Les européens ont toutes les raisons de se sentir menacés. La majorité des “points chauds” du monde entourent l’Europe : la Russie, l’Europe de l’Est, l’Asie centrale, le Moyen Orient et l’Afrique du Nord. Loin de donner priorité à la défense, cette menace s’accompagne d’une réduction des dépenses militaires dans la majorité des États membres. Simultanément, les États-Unis, plus important contributeur financier de l’OTAN, s’orientent vers la région Asie-Pacifique et ont ouvertement encouragé l’Union européenne à renforcer son rôle de garant de la sécurité collective dans le monde.

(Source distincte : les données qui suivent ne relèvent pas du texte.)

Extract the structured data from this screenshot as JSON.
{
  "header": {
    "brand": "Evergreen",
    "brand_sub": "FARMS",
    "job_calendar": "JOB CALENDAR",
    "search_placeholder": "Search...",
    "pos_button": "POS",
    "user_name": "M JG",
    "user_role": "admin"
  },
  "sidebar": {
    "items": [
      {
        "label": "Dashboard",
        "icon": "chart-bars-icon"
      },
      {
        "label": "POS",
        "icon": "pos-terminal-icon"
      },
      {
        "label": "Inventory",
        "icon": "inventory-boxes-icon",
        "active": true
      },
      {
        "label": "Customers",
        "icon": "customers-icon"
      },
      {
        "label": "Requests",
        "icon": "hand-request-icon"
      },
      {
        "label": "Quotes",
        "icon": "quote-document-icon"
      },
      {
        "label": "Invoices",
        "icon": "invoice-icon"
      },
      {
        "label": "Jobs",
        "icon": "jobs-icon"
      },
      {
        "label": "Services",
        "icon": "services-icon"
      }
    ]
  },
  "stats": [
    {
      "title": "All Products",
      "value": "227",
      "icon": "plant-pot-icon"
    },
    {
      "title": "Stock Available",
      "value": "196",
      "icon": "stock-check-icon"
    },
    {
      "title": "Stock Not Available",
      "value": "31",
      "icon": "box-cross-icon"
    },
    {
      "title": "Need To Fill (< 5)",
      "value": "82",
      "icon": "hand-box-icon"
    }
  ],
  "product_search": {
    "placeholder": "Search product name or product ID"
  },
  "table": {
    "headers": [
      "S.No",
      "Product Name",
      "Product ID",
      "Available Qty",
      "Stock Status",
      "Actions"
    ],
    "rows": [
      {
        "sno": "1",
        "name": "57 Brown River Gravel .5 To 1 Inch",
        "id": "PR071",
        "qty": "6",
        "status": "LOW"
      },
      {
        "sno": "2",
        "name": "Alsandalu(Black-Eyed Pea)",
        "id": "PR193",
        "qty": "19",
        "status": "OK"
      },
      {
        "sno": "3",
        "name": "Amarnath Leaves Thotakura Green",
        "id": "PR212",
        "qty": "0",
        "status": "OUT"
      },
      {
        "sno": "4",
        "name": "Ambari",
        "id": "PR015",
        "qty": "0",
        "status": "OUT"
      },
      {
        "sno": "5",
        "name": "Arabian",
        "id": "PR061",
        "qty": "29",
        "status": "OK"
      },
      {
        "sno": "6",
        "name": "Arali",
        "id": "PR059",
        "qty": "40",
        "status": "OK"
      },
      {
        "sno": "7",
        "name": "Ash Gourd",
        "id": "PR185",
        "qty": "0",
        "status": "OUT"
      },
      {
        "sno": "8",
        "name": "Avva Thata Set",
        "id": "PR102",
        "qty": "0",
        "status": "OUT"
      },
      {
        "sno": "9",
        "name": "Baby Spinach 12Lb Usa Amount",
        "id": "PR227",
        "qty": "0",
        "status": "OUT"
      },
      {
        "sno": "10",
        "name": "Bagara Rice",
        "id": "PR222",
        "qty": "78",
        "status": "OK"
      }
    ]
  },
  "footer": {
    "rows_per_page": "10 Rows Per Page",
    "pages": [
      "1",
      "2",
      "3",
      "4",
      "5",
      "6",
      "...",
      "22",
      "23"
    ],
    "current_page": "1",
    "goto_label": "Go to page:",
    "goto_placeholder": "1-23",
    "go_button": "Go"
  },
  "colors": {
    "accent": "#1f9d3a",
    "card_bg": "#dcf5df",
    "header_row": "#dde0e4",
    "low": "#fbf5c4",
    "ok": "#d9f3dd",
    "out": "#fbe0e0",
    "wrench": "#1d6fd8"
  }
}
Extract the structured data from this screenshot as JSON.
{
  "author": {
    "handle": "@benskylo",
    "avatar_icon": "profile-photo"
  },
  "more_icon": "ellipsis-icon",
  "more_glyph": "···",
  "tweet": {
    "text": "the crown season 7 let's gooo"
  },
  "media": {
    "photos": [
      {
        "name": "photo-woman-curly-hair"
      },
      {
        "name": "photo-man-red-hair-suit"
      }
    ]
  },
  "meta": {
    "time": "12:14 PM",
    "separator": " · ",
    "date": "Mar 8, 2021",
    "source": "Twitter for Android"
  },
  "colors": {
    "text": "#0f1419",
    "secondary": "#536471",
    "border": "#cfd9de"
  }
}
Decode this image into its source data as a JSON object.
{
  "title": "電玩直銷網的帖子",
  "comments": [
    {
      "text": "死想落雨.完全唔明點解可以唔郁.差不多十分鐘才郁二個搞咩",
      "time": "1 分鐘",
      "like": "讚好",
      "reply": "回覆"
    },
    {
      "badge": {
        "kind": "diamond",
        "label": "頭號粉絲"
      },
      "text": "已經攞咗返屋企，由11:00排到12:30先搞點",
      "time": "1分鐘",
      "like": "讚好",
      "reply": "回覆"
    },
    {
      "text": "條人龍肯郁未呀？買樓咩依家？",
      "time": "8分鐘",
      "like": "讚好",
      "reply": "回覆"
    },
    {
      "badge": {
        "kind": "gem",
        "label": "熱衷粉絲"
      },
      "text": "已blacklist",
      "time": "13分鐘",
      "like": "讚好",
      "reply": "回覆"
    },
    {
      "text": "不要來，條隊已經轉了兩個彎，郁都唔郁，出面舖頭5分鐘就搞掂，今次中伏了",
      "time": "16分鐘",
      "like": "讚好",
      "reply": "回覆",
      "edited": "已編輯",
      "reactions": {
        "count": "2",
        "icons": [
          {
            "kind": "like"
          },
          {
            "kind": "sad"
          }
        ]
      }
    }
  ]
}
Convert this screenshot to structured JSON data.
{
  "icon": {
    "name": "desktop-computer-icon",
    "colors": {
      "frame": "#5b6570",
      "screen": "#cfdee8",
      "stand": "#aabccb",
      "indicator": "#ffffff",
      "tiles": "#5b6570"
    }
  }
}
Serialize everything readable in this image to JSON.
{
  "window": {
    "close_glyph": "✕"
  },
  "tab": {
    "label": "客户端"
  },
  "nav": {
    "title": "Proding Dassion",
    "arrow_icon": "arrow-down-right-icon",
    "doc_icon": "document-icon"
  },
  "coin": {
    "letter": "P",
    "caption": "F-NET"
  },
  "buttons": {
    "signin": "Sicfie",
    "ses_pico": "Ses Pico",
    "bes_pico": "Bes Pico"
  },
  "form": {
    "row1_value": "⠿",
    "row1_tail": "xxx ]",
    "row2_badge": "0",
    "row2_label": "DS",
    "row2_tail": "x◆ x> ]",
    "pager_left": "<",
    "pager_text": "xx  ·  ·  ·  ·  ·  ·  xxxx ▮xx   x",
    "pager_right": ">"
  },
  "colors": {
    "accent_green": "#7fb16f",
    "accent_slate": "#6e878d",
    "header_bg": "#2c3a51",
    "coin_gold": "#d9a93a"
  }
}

Anders Fogh Rasmussen, alors Secrétaire général de l’OTAN, évoquant la crise ukrainienne, a souligné que “nous sommes clairement face à la plus grave menace pour la sécurité européenne depuis la fin de la Guerre froide”. Le chaos est revenu sur le territoire européen, menaçant la stabilité du continent. Cependant, l’affaire ukrainienne est loin d’être la seule menace à la sécurité européenne.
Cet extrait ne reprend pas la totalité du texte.